両社は業務提携により、両社の車両と全国ネットワークを活用した顧客の事業拡大支援に向けた協力、相互補完型3PL事業における戦略的協働体制の構築、ラストワンマイル事業における戦略的協業および新たな事業モデルの検討を行う。

また、求貨・求車プラットフォームの活用による輸送効率の向上、積載率の改善および取引機会の拡大に向けた連携の推進、IT/DX分野における相互活用および共創体制の構築、系列・社友企業を含めたネットワーク連携の推進、物流分野における競争力確保に向けた有用資材等の共同購入を検討。さらに、トラックドライバーに対する安全教育やBCP事業ノウハウなど、相互にこれまで培ってきた知見の共有および学術的な研究、業務提携の具体化に向け、必要に応じて合弁設立や共同でのM&A等の検討を行うとしている。

両社は、和佐見氏の西濃運輸会長就任について、提携を着実に推進し、具体的なシナジーを創出していくためには、事業面での連携に加え、人的交流を通じた相互理解の深化と、より密接な協力体制の構築が重要なためと説明。

和佐見氏は「セイノーHD田口社長の掲げる『国力向上』という考え方に深く共感し、今回の業務提携に至った」と述べ、「現在、物流業界は深刻な人手不足、車両不足という課題に直面しています。
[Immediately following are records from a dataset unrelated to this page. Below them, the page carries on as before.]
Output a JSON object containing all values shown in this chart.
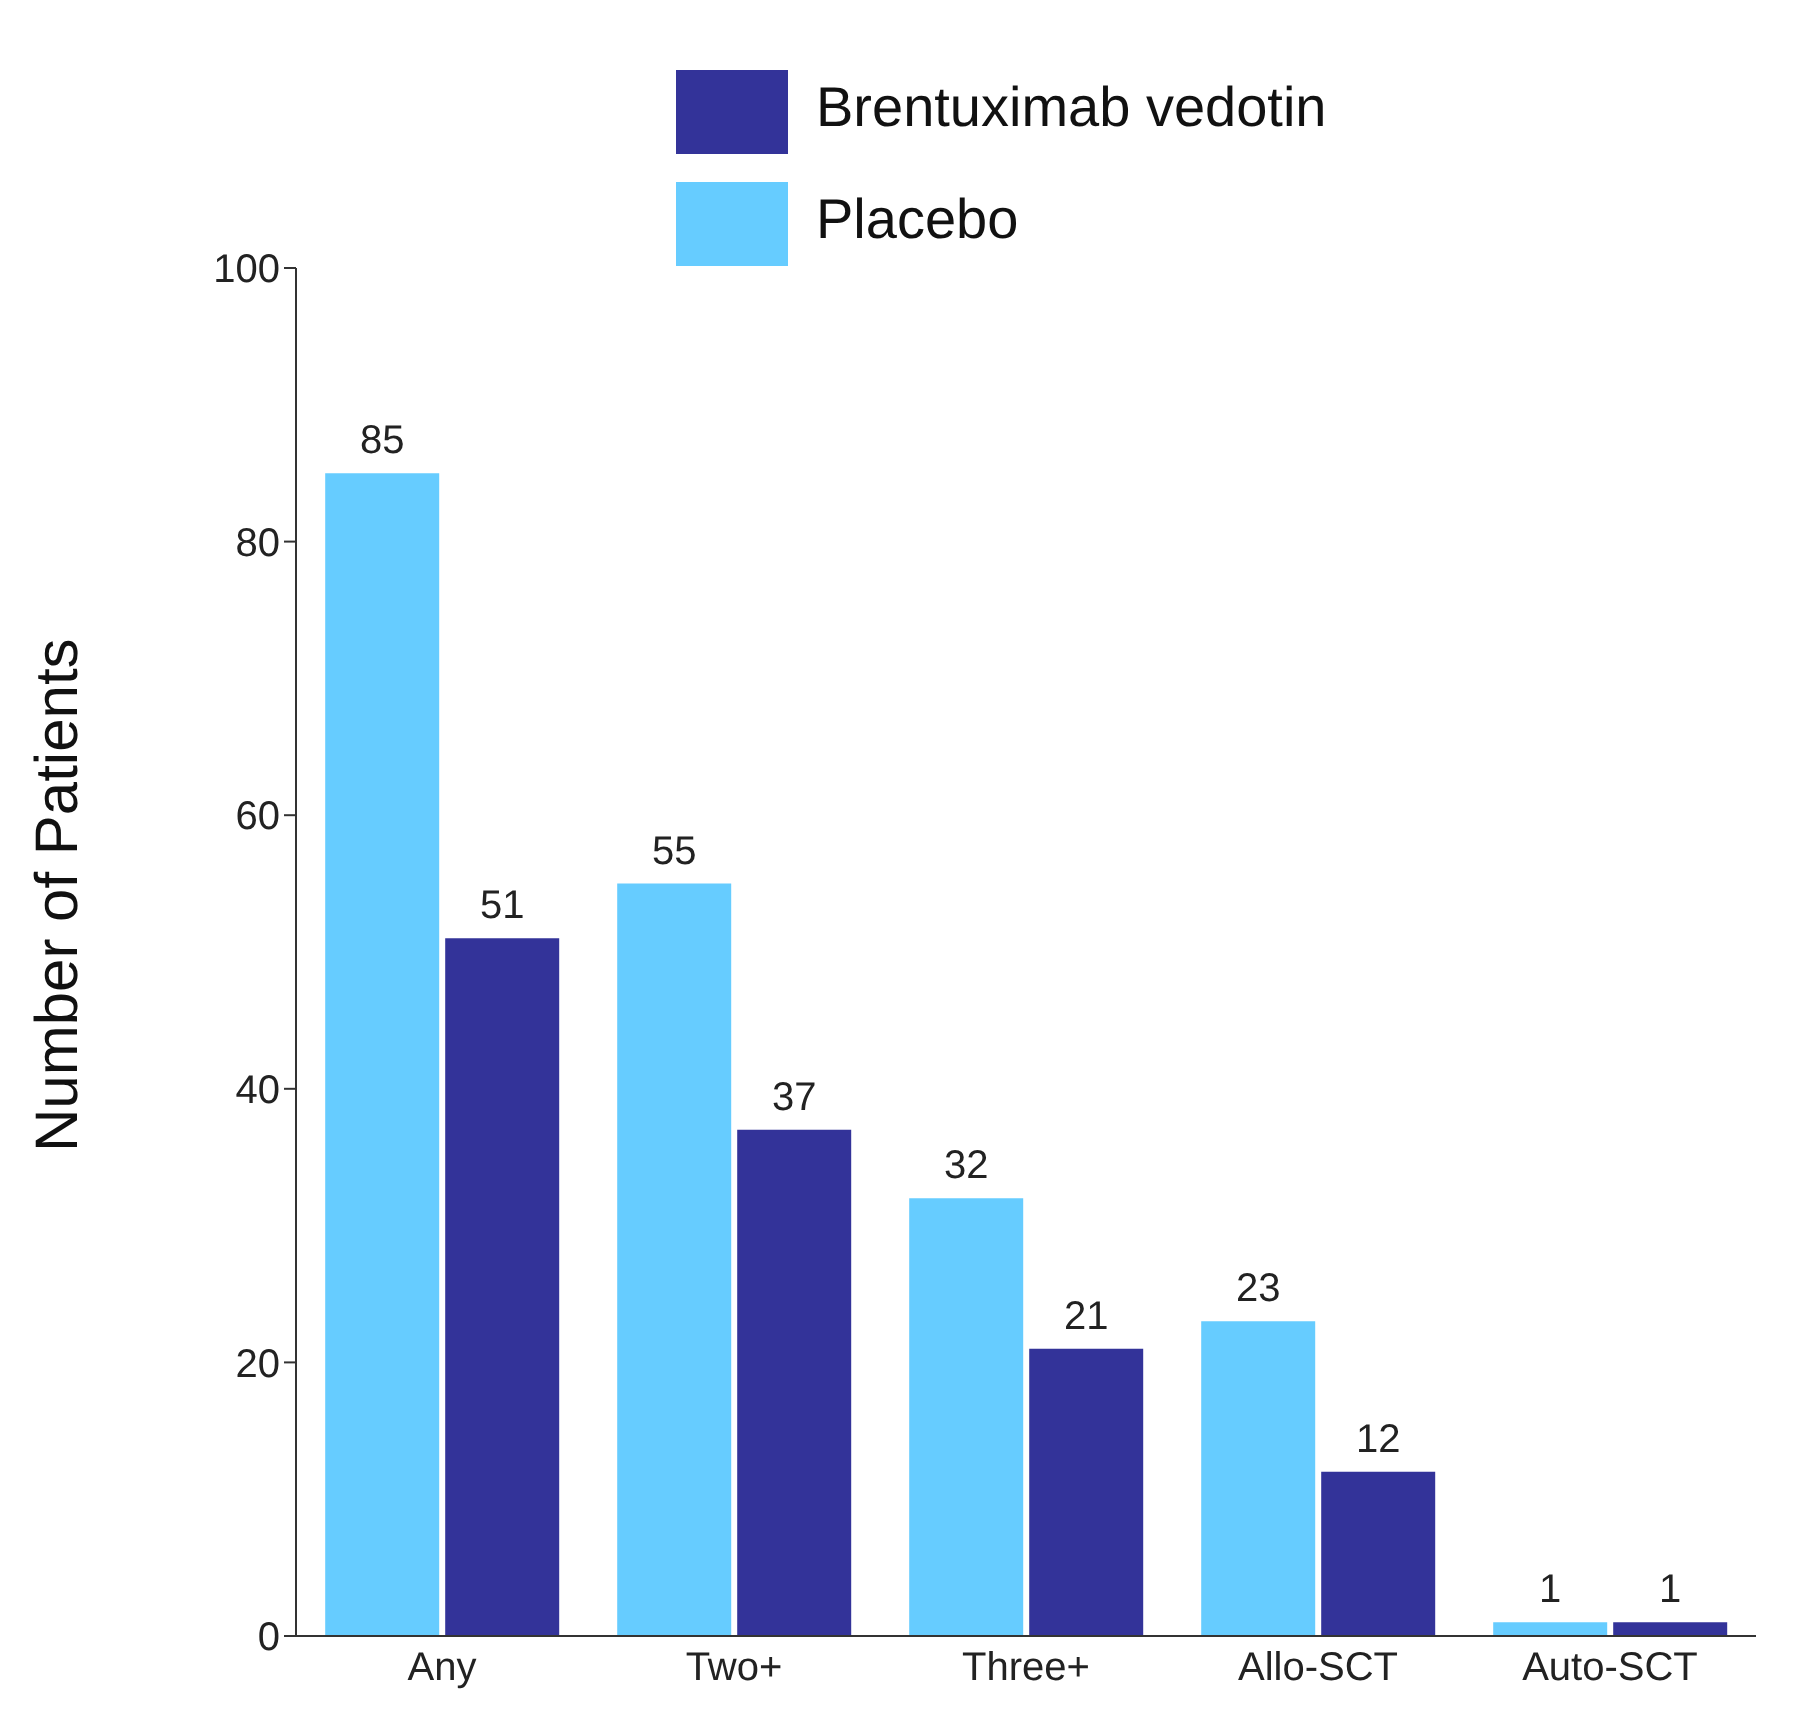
{
  "chart_data": {
    "type": "bar",
    "ylabel": "Number of Patients",
    "categories": [
      "Any",
      "Two+",
      "Three+",
      "Allo-SCT",
      "Auto-SCT"
    ],
    "series": [
      {
        "name": "Placebo",
        "color": "#66ccff",
        "values": [
          85,
          55,
          32,
          23,
          1
        ]
      },
      {
        "name": "Brentuximab vedotin",
        "color": "#333399",
        "values": [
          51,
          37,
          21,
          12,
          1
        ]
      }
    ],
    "ylim": [
      0,
      100
    ],
    "yticks": [
      0,
      20,
      40,
      60,
      80,
      100
    ],
    "grid": false,
    "legend": "top",
    "data_labels": true
  }
}
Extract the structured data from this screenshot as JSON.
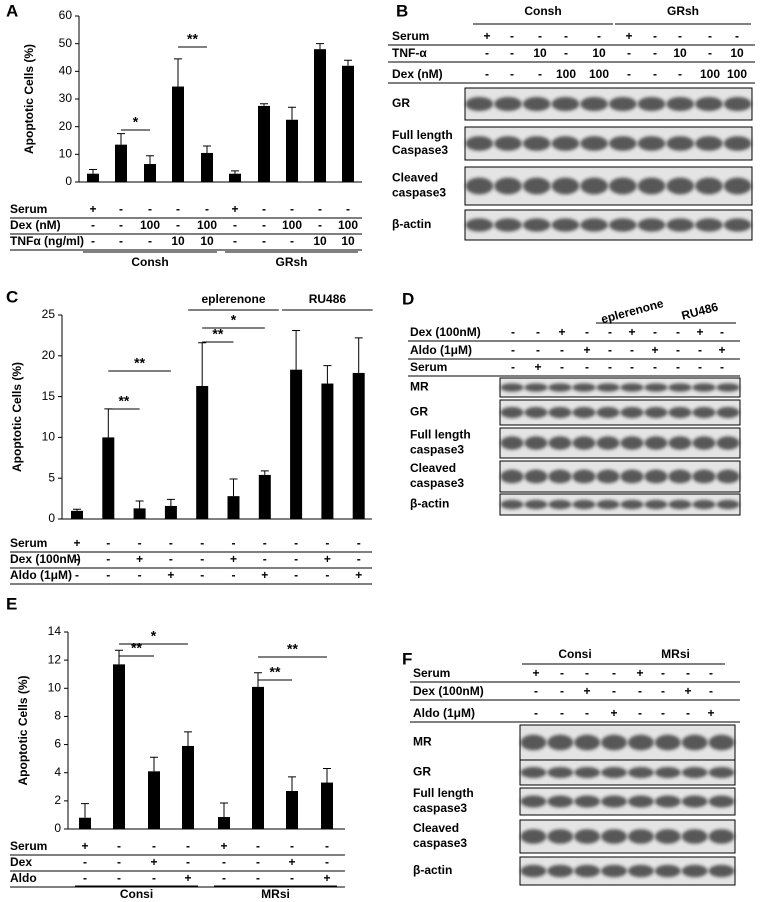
{
  "panels": [
    "A",
    "B",
    "C",
    "D",
    "E",
    "F"
  ],
  "chart_data": [
    {
      "type": "bar",
      "ylabel": "Apoptotic Cells (%)",
      "color": "#000000",
      "ylim": [
        0,
        60
      ],
      "yticks": [
        0,
        10,
        20,
        30,
        40,
        50,
        60
      ],
      "values": [
        3,
        13.5,
        6.5,
        34.5,
        10.5,
        3,
        27.5,
        22.5,
        48,
        42
      ],
      "errors": [
        1.5,
        4,
        3,
        10,
        2.5,
        1,
        0.8,
        4.5,
        2,
        2
      ],
      "table": [
        {
          "label": "Serum",
          "cells": [
            "+",
            "-",
            "-",
            "-",
            "-",
            "+",
            "-",
            "-",
            "-",
            "-"
          ]
        },
        {
          "label": "Dex (nM)",
          "cells": [
            "-",
            "-",
            "100",
            "-",
            "100",
            "-",
            "-",
            "100",
            "-",
            "100"
          ]
        },
        {
          "label": "TNFα (ng/ml)",
          "cells": [
            "-",
            "-",
            "-",
            "10",
            "10",
            "-",
            "-",
            "-",
            "10",
            "10"
          ]
        }
      ],
      "groups": [
        "Consh",
        "GRsh"
      ],
      "significance": [
        "*",
        "**"
      ]
    },
    {
      "type": "bar",
      "ylabel": "Apoptotic Cells (%)",
      "color": "#000000",
      "ylim": [
        0,
        25
      ],
      "yticks": [
        0,
        5,
        10,
        15,
        20,
        25
      ],
      "values": [
        1.0,
        10.0,
        1.3,
        1.6,
        16.3,
        2.8,
        5.4,
        18.3,
        16.6,
        17.9
      ],
      "errors": [
        0.2,
        3.5,
        0.9,
        0.8,
        5.3,
        2.1,
        0.5,
        4.8,
        2.2,
        4.3
      ],
      "table": [
        {
          "label": "Serum",
          "cells": [
            "+",
            "-",
            "-",
            "-",
            "-",
            "-",
            "-",
            "-",
            "-",
            "-"
          ]
        },
        {
          "label": "Dex (100nM)",
          "cells": [
            "-",
            "-",
            "+",
            "-",
            "-",
            "+",
            "-",
            "-",
            "+",
            "-"
          ]
        },
        {
          "label": "Aldo (1μM)",
          "cells": [
            "-",
            "-",
            "-",
            "+",
            "-",
            "-",
            "+",
            "-",
            "-",
            "+"
          ]
        }
      ],
      "top_groups": [
        "eplerenone",
        "RU486"
      ],
      "significance": [
        "**",
        "**",
        "*",
        "**"
      ]
    },
    {
      "type": "bar",
      "ylabel": "Apoptotic Cells (%)",
      "color": "#000000",
      "ylim": [
        0,
        14
      ],
      "yticks": [
        0,
        2,
        4,
        6,
        8,
        10,
        12,
        14
      ],
      "values": [
        0.8,
        11.7,
        4.1,
        5.9,
        0.85,
        10.1,
        2.7,
        3.3
      ],
      "errors": [
        1.0,
        1.0,
        1.0,
        1.0,
        1.0,
        1.0,
        1.0,
        1.0
      ],
      "table": [
        {
          "label": "Serum",
          "cells": [
            "+",
            "-",
            "-",
            "-",
            "+",
            "-",
            "-",
            "-"
          ]
        },
        {
          "label": "Dex",
          "cells": [
            "-",
            "-",
            "+",
            "-",
            "-",
            "-",
            "+",
            "-"
          ]
        },
        {
          "label": "Aldo",
          "cells": [
            "-",
            "-",
            "-",
            "+",
            "-",
            "-",
            "-",
            "+"
          ]
        }
      ],
      "groups": [
        "Consi",
        "MRsi"
      ],
      "significance": [
        "**",
        "*",
        "**",
        "**"
      ]
    }
  ],
  "blots": [
    {
      "groups": [
        "Consh",
        "GRsh"
      ],
      "rows": [
        {
          "label": "Serum",
          "cells": [
            "+",
            "-",
            "-",
            "-",
            "-",
            "+",
            "-",
            "-",
            "-",
            "-"
          ]
        },
        {
          "label": "TNF-α",
          "cells": [
            "-",
            "-",
            "10",
            "-",
            "10",
            "-",
            "-",
            "10",
            "-",
            "10"
          ]
        },
        {
          "label": "Dex (nM)",
          "cells": [
            "-",
            "-",
            "-",
            "100",
            "100",
            "-",
            "-",
            "-",
            "100",
            "100"
          ]
        }
      ],
      "bands": [
        [
          "GR"
        ],
        [
          "Full length",
          "Caspase3"
        ],
        [
          "Cleaved",
          "caspase3"
        ],
        [
          "β-actin"
        ]
      ]
    },
    {
      "groups": [
        "eplerenone",
        "RU486"
      ],
      "rows": [
        {
          "label": "Dex (100nM)",
          "cells": [
            "-",
            "-",
            "+",
            "-",
            "-",
            "+",
            "-",
            "-",
            "+",
            "-"
          ]
        },
        {
          "label": "Aldo (1μM)",
          "cells": [
            "-",
            "-",
            "-",
            "+",
            "-",
            "-",
            "+",
            "-",
            "-",
            "+"
          ]
        },
        {
          "label": "Serum",
          "cells": [
            "-",
            "+",
            "-",
            "-",
            "-",
            "-",
            "-",
            "-",
            "-",
            "-"
          ]
        }
      ],
      "bands": [
        [
          "MR"
        ],
        [
          "GR"
        ],
        [
          "Full length",
          "caspase3"
        ],
        [
          "Cleaved",
          "caspase3"
        ],
        [
          "β-actin"
        ]
      ]
    },
    {
      "groups": [
        "Consi",
        "MRsi"
      ],
      "rows": [
        {
          "label": "Serum",
          "cells": [
            "+",
            "-",
            "-",
            "-",
            "+",
            "-",
            "-",
            "-"
          ]
        },
        {
          "label": "Dex (100nM)",
          "cells": [
            "-",
            "-",
            "+",
            "-",
            "-",
            "-",
            "+",
            "-"
          ]
        },
        {
          "label": "Aldo (1μM)",
          "cells": [
            "-",
            "-",
            "-",
            "+",
            "-",
            "-",
            "-",
            "+"
          ]
        }
      ],
      "bands": [
        [
          "MR"
        ],
        [
          "GR"
        ],
        [
          "Full length",
          "caspase3"
        ],
        [
          "Cleaved",
          "caspase3"
        ],
        [
          "β-actin"
        ]
      ]
    }
  ]
}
こうした状況の中で、元気な企業同士が互いの強みを活かし合い、自社の成長にとどまらず、業界全体に良い影響を与えるモデルとなる事業を推進していくことが重要だと考えている」と話した。

AZ-COM丸和HDは、小売業に特化した3PL事業を強みとし、「在庫ゼロ」「納品100%」「ノー検品」を新たな物流モデルとして実現、またBCP物流体制の構築にも注力している。

セイノーHDの田口義隆社長は「セイノーグループが有する全国ネットワークと、AZ-COM丸和グループが培ってきた3PLやBCP対応に関する高い専門性は、まさに相互補完の関係にある」とし、「『在庫ゼロ』『納品100%』『ノー検品』を実現するノウハウは卓越したものであり、こうした強みを掛け合わせることで、輸送・保管・庫内運営・配送までを一体化した総合物流サービスを提供し、お客様に新たな価値を創出していきたい」と期待を語った。